Amassing such information is a major investment of time and money. Hence many marketers turn to Direct Mail List Rates and Data, the industry's Domesday Book, to mine existing lists. This 4-in.-thick volume, published bimonthly by Standard Rate & Data Service of Wilmette, Ill., at an annual cost of $317, features descriptions of 10,258 rental mailing lists. The tome does not provide specific names and addresses of customers-in-waiting, but it indicates who owns compiled lists and which rolls include the names of people who responded to mailings. These "response lists" are the jewel in the direct-mail crown. According to marketing lore, if your name is on a response list, chances are good you'll buy again.

The name-trading game is now an estimated $3 billion business in itself. Rental lists, which cost anywhere from $50 to $150 per 1,000 names, are bartered not only by most mail-order houses and many nonprofit organizations but also by a few public utilities and telephone companies. List owners typically pay a 20% commission to a list broker and 10% to a list manager. Even with those overheads, some concerns make more money from the rental of their lists than from the sale of their products.

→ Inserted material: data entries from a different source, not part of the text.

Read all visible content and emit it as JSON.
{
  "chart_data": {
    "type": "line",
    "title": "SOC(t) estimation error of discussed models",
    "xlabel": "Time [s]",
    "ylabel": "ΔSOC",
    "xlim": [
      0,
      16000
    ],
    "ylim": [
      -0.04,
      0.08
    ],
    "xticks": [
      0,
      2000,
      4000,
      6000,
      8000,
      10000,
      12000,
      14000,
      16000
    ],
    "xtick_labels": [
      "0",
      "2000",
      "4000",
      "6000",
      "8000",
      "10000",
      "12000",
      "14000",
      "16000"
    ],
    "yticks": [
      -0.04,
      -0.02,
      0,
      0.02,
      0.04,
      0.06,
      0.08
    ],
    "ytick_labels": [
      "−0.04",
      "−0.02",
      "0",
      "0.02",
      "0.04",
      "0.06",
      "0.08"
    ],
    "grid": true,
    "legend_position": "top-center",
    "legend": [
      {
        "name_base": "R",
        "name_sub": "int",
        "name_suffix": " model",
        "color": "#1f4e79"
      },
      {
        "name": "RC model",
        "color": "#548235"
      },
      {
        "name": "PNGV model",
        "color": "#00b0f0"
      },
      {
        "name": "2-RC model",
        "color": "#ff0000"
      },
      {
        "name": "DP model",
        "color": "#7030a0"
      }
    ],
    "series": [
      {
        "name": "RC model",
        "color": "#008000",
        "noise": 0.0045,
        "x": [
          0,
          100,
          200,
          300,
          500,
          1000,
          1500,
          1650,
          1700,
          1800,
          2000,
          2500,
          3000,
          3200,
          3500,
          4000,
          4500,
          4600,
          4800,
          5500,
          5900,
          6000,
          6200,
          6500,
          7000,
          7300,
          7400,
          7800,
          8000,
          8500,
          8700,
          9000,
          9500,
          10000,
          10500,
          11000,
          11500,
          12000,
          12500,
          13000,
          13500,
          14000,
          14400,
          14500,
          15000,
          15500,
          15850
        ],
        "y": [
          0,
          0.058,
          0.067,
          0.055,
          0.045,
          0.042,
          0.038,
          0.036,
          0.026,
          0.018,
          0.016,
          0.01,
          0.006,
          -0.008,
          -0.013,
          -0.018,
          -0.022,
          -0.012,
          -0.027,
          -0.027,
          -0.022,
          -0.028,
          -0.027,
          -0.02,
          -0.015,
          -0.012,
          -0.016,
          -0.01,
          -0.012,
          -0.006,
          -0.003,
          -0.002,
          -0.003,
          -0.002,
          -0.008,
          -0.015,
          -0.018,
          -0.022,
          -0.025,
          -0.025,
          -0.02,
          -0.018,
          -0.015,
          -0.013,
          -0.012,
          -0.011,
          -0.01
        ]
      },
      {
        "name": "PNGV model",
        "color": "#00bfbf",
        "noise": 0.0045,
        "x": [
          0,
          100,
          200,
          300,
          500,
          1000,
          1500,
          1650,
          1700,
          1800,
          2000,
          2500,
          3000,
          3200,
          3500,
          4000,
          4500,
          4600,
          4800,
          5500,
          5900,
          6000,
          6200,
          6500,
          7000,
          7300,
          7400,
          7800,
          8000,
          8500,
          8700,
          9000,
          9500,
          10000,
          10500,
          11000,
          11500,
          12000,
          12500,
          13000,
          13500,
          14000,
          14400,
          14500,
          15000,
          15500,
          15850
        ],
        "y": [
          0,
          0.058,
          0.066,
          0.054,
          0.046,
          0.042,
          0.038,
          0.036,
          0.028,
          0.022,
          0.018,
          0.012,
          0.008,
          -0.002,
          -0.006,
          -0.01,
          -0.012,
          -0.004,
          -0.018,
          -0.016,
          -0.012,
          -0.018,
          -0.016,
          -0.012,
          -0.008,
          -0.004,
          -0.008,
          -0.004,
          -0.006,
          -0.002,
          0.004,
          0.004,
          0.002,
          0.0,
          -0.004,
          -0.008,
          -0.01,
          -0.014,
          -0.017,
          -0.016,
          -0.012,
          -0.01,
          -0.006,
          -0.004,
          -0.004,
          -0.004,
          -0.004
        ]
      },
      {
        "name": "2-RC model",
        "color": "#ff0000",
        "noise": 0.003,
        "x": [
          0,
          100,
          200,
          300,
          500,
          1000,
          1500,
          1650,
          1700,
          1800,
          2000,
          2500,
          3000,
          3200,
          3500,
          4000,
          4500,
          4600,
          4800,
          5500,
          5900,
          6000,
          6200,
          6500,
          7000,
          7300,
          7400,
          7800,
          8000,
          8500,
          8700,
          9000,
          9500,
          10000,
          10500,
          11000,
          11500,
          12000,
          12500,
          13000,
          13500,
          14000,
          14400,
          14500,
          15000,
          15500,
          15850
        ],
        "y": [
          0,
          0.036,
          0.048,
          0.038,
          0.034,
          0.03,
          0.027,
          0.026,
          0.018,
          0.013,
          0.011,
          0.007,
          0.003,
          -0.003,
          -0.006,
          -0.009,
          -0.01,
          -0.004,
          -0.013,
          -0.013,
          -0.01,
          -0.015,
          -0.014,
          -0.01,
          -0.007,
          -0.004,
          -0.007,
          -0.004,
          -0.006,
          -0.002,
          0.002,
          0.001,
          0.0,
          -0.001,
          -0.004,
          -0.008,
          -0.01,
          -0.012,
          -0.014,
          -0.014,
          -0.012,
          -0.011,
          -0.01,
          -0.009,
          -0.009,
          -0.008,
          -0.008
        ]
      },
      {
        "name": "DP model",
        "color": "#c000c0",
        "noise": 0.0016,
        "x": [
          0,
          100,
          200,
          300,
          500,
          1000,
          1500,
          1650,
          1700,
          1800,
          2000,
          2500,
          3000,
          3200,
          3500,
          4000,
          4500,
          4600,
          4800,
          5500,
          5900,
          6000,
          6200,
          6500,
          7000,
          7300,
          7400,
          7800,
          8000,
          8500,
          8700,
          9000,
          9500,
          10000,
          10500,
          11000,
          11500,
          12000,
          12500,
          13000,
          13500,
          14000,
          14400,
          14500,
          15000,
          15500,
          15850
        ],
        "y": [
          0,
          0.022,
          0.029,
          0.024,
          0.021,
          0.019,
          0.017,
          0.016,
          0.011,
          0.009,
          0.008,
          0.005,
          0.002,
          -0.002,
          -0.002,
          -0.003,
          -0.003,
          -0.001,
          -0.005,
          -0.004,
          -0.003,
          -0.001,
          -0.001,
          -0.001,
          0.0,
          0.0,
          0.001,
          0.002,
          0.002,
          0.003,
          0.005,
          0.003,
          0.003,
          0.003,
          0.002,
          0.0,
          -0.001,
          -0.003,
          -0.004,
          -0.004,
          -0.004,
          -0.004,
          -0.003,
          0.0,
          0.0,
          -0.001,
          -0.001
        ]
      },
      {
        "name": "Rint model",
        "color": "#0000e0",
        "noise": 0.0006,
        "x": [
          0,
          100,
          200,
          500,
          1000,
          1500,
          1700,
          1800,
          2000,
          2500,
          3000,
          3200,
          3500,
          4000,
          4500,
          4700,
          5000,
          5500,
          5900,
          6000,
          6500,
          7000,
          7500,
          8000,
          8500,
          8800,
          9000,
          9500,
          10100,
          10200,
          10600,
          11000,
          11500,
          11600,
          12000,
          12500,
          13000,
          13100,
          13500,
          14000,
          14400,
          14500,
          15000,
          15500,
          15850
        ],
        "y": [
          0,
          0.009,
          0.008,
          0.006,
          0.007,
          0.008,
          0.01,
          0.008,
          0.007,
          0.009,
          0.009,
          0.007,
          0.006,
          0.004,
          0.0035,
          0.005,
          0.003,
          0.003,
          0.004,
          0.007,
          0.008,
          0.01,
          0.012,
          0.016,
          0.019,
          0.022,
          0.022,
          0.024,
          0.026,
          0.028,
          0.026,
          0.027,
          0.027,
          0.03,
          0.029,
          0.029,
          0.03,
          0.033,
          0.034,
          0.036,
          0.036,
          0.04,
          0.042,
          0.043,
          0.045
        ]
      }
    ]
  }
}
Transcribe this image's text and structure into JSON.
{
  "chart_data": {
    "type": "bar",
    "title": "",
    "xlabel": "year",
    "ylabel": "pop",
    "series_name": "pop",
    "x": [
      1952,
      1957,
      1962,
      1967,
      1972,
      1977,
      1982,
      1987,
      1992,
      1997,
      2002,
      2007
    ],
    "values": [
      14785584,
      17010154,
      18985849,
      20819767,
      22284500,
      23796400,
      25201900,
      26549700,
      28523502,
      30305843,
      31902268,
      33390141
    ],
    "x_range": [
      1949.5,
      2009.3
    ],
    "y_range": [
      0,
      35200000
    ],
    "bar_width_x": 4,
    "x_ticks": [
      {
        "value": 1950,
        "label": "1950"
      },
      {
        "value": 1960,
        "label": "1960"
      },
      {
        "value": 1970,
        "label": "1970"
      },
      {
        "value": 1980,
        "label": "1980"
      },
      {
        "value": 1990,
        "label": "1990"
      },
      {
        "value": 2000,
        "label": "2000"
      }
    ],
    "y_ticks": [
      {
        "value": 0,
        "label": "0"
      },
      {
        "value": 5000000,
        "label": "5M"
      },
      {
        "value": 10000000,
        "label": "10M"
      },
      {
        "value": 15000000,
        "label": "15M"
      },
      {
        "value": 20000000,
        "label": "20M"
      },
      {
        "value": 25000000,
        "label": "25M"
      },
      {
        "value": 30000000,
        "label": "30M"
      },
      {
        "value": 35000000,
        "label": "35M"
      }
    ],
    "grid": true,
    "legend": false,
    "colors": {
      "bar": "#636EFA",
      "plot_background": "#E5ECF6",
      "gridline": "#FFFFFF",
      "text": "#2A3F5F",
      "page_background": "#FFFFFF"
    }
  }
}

Once acquired, customer lists can be fine-tuned to an exacting degree. Suppose a financial-services company wants to identify potential clients for home-equity loans. Good list brokers will first define an audience, say, people who own $100,000 homes, have lived in them for 10 years or more and are likely to have built up substantial equity in the dwelling.

Brokers then cast a wide net. They might draw on Census Bureau data, which are available to the public, to identify geographical areas where homes fall into the targeted price range. They can tap into lists from major compilers, like Donnelley Marketing of Stamford, Conn., whose data base details the buying habits of 80 million households, or into various computerized systems that identify neighborhoods by consumer behavior. They might pay credit agencies like TRW of Cleveland and Equifax Inc. of Atlanta to draw up sophisticated demographic models, consumer profiles and potential customer lists. A thorough computer sorting of all these sources -- which sometimes includes information from up to 100 lists -- will then turn up a list of customers who might respond positively to a pitch for a home-equity loan.